Slug pellets are commonly used by farmers during this time of the year to control slug infestations, which risk eating away at crops and damaging food production.

However, an active ingredient - metaldehyde - can sometimes runoff from the farmland or flow through field drains into the watercourse. Although this poses no danger to health or the environment, metaldehyde levels in the River Derwent and Ouse have occasionally breached EU drinking water standards.

As a result, Yorkshire Water and partners including Natural England and the National Farmers Union are encouraging farmers to follow best practice with metaldehyde slug pellets.

Andrew Walker, Catchment Strategy Manager at Yorkshire Water, said: "We are positively working with farmers on this issue as we recognise the demands they have to meet food production targets.

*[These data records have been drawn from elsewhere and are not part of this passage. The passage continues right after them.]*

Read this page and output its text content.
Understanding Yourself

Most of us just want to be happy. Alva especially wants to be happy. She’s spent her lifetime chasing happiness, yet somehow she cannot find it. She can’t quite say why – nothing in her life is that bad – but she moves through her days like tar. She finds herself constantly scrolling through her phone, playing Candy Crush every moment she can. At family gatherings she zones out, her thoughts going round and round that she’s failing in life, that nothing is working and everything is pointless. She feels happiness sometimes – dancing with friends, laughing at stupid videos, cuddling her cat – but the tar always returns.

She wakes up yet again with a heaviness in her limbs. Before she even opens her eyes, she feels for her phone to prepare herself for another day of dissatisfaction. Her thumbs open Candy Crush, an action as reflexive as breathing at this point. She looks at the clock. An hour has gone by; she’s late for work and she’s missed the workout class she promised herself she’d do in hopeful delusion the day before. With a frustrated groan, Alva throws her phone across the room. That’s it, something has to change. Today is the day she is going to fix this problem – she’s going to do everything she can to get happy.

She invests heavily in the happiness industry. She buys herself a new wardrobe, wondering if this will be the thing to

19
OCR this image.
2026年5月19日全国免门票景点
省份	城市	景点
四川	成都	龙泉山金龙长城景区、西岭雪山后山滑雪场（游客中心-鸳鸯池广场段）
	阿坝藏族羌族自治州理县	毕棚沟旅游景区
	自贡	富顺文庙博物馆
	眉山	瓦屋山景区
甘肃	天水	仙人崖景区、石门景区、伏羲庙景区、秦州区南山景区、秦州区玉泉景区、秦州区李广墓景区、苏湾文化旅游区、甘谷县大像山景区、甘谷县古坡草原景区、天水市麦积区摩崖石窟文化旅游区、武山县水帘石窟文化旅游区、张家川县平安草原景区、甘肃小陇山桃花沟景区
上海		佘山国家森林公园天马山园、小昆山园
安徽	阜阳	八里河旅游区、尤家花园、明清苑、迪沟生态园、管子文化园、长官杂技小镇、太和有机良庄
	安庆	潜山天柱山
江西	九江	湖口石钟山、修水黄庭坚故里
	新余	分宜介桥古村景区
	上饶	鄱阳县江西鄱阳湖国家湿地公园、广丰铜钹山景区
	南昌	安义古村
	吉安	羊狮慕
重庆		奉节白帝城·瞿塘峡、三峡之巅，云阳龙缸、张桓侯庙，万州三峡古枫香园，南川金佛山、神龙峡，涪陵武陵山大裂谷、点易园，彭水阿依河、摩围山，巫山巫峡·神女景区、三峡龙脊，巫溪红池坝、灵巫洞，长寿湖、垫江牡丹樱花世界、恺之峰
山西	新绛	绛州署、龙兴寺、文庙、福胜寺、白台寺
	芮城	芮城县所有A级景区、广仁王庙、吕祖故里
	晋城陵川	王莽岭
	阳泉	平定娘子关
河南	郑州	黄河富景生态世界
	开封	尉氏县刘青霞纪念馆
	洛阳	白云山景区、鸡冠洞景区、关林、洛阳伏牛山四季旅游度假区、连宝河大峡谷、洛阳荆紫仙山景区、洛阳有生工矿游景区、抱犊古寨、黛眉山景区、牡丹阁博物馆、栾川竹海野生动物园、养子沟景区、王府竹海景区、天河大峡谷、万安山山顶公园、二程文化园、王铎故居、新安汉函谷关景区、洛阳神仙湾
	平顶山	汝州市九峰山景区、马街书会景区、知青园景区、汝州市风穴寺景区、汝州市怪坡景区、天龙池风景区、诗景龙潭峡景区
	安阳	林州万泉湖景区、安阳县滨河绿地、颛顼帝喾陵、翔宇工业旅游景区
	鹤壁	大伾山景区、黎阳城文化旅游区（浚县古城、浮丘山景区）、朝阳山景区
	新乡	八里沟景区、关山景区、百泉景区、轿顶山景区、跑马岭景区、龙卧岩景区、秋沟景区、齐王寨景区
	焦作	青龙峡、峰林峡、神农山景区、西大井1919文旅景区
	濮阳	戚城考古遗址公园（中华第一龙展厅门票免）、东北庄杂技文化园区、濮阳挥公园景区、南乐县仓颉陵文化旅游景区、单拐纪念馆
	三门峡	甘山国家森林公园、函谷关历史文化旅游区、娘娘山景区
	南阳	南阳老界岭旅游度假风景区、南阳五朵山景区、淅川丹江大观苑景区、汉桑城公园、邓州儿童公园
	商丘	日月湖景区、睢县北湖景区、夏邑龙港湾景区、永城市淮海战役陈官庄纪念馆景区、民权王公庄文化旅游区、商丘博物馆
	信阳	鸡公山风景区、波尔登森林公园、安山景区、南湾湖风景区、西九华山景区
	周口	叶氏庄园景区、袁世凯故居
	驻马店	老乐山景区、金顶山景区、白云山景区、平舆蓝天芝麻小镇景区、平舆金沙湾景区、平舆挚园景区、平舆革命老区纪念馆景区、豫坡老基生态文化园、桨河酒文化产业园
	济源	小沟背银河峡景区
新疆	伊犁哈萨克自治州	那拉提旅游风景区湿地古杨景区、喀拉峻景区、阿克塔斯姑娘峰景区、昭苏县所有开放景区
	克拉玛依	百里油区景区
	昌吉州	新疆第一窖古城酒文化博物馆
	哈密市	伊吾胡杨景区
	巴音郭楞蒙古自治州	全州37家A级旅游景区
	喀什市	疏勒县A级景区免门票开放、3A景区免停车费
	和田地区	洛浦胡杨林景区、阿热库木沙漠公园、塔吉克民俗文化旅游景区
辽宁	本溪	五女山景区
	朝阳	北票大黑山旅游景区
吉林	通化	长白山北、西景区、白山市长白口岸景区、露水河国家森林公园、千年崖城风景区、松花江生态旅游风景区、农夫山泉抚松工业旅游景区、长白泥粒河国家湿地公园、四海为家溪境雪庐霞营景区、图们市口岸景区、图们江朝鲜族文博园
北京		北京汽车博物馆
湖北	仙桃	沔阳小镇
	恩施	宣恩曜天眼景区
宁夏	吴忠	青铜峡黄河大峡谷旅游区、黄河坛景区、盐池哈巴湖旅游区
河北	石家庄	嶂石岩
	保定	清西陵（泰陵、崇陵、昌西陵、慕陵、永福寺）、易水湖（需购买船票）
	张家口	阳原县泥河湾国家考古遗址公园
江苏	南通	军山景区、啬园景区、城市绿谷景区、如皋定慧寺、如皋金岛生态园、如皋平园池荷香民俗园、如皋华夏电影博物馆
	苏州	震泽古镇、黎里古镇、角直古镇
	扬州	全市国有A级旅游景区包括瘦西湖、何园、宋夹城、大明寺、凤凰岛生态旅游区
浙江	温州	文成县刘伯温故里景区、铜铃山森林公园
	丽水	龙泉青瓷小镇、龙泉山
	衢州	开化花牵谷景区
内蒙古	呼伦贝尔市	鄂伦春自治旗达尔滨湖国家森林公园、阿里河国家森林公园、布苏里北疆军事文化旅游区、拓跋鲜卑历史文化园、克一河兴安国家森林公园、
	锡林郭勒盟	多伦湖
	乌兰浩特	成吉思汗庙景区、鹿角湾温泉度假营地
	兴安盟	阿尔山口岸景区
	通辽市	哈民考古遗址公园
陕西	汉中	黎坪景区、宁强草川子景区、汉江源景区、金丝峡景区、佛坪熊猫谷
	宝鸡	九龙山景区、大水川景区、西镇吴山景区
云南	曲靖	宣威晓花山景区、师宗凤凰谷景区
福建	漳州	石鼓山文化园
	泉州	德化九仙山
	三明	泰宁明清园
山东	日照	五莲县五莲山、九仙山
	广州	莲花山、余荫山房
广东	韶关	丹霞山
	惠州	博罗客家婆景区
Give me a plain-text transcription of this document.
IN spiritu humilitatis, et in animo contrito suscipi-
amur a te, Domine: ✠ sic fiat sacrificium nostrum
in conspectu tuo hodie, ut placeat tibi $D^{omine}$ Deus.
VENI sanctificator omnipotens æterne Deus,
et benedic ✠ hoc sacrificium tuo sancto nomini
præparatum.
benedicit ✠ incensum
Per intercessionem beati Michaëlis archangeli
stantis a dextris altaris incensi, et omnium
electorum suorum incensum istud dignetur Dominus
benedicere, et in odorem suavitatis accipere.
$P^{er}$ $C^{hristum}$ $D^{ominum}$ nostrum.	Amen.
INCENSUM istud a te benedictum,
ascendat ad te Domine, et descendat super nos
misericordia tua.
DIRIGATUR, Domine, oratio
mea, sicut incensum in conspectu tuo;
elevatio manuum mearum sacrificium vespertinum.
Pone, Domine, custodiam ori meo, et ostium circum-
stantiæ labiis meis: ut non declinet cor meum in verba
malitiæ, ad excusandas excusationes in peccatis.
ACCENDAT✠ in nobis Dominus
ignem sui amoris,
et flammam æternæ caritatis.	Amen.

So we are not saying to farmers to stop using slug pellets, but instead to ensure they are applied correctly and to consider alternative measures that have a lower water impact. This way, crops will continue to be protected from nuisance slugs without adversely affecting raw water supplies.

"We also want to raise awareness of the alternative ferric phosphate slug pellet, which trials in our catchments have shown are equally as effective as metaldehyde pellets."

Best practice when applying slug pellets is to avoid applying it within six metres of a watercourse and to apply the minimum amount needed to avoid drainage and run-off losses. Soil moisture is also a critical factor and pellets should not be applied when heavy rain is forecast.

Paul Arnold, Natural England's Catchment Sensitive Farming (CSF) Coordinator, said: "Great strides have been made in recent years in reducing metaldehyde losses to watercourses but it is important that farmers and contractors continue to think about whether fields are a high risk for losing metaldehyde and consider ways of reducing the risk."

James Copeland, Environment & Land Use Advisor at the National Farmers Union, said: "Farmers recognise the need to use slug pellets responsibly and for several years through the industry-led Metaldehyde Stewardship Group (MSG) have been promoting best practice guidelines and exploring alternative methods of controlling slug numbers. The importance of ensuring correct application, avoiding sensitive areas adjoining watercourses and taking weather conditions into account is well understood and many farmers are also developing new approaches to slug control. This, for example can involve changes to cultivation techniques that reduce the need for chemical control measures.

"As a member of MSG, the NFU is committed to continuing work with its members to promote responsible use and best practice, however we must not underestimate the damage slugs can do to food production and this is something farmers need to be able to tackle effectively."

Trials in some parts of the UK have shown that 98.7% of metaldehyde contamination within rivers and streams comes via flowing field drains.

The efforts by Yorkshire Water to protect water quality is part of one of the firm's key objectives to ensure customers are provided with water that is clean and safe to drink.